Embrace Tough Questions Together
Show the importance of learning the tough subjects. Let your child in on your everyday hardships to show them that allows us to grow as people.
Beyond sympathizing with low grades, help your 10-year-old improve the scores by getting hands-on in their education. If your child struggles in math, give them a math question every day. Track their math improvement using assessment tools like i-Ready levels.
Be Your Child’s Study Partner And Tutor
Take part in your child’s schoolwork by:
- Have open conversations about schoolwork, the school, the teachers, your child’s experience, etc.
- Use all available resources to enhance the learning experience. Use different learning styles and learning materials.
- Discuss the things that your child learns in class and relate the lessons to real-life experience as much as possible.
- Track your child’s academic progress. Go through your child’s i-Ready answers together, discuss their areas for growth, and celebrate successes.
- Create a study haven for your child. Allow them to dictate what it looks like, the decoration, and who gets in their space.
- Give your child a question every day. As they research the question, they learn a lot in the process.
- Use every waking moment as a learning experience. Take walks and discuss the things you come across. Let your child read the labels in the supermarket for you. Ask your child to do small math tasks like calculating the change you should get from the cashier.
- Be a role model. Share with your child your discoveries and things you know. Introduce a different perspective to learning that does not involve classrooms and teachers. Go on adventures together and teach her about the birds, the animals, the history of that place. Chances are, you will fascinate her enough to want to learn things herself.
Develop Your Child’s Love For Reading
Text is the primary way that schoolwork is presented. If your child enjoys reading, they are less resistant to books. Do these things to make your 10-year-old love reading.
- Spend some time every day reading together. You can make it a family routine to read every day.
- Have written materials everywhere. Get comic books, kid’s magazines, newspapers, storybooks, etc. Let your child stick papers on her walls. You can even have a reading room with books and magazine excerpts stuck on the wall.
- Switch up between screen time and reading time. Instead of watching movies all the time, get her storybooks to entertain herself when you take away the remote.
Use Game-Based Learning
Expand beyond books. Use games to teach math and critical thinking. Games like Chess, Sudoku, joining dots, finding missing words, and other logical games enhance your child’s reasoning. Reasoning is a primary ingredient to learning. The other part is memorizing what they are taught. Brainstorming, dictations, and quizzes sharpen memory skills. Here are more examples of learning games for ten-year-olds.

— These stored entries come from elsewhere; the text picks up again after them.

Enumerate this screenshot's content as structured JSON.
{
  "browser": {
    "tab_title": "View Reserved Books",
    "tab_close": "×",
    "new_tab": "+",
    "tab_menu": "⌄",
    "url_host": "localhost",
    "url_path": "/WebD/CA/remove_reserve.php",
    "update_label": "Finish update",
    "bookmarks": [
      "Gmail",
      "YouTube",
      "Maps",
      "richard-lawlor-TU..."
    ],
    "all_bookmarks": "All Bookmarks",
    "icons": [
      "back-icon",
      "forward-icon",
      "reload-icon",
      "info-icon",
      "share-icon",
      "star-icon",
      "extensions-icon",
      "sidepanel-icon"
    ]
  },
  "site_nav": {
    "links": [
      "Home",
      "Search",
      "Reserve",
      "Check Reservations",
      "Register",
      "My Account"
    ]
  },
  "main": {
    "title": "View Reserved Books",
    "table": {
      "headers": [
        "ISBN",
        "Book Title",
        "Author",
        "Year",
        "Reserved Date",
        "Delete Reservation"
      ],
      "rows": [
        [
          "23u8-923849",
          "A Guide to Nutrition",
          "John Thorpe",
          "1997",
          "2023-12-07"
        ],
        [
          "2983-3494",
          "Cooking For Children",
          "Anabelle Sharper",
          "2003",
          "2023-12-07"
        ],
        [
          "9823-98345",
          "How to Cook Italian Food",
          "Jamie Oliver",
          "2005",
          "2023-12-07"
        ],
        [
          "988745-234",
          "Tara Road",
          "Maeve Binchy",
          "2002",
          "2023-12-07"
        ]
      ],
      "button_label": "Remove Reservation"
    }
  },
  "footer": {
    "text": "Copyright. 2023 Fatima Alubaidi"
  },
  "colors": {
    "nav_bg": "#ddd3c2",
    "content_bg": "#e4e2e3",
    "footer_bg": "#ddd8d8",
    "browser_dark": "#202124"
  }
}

Instead of giving rewards for every study goal your son achieves, turn his goal achievements into a long-term investment.
For example, what if he earned a point for every goal achieved? When these points get to say, 100, he can get maybe an hour of screen time, or he could save and earn more points to redeem them at 500 points for his favorite toy?
It takes an average of 66 days for a task to become routine. By the 66th day, doing homework (or whatever the goal was) can become automatic. If the goal was to do a math question every day, by the 66th day that habit will be established and may lead to gains in math learning.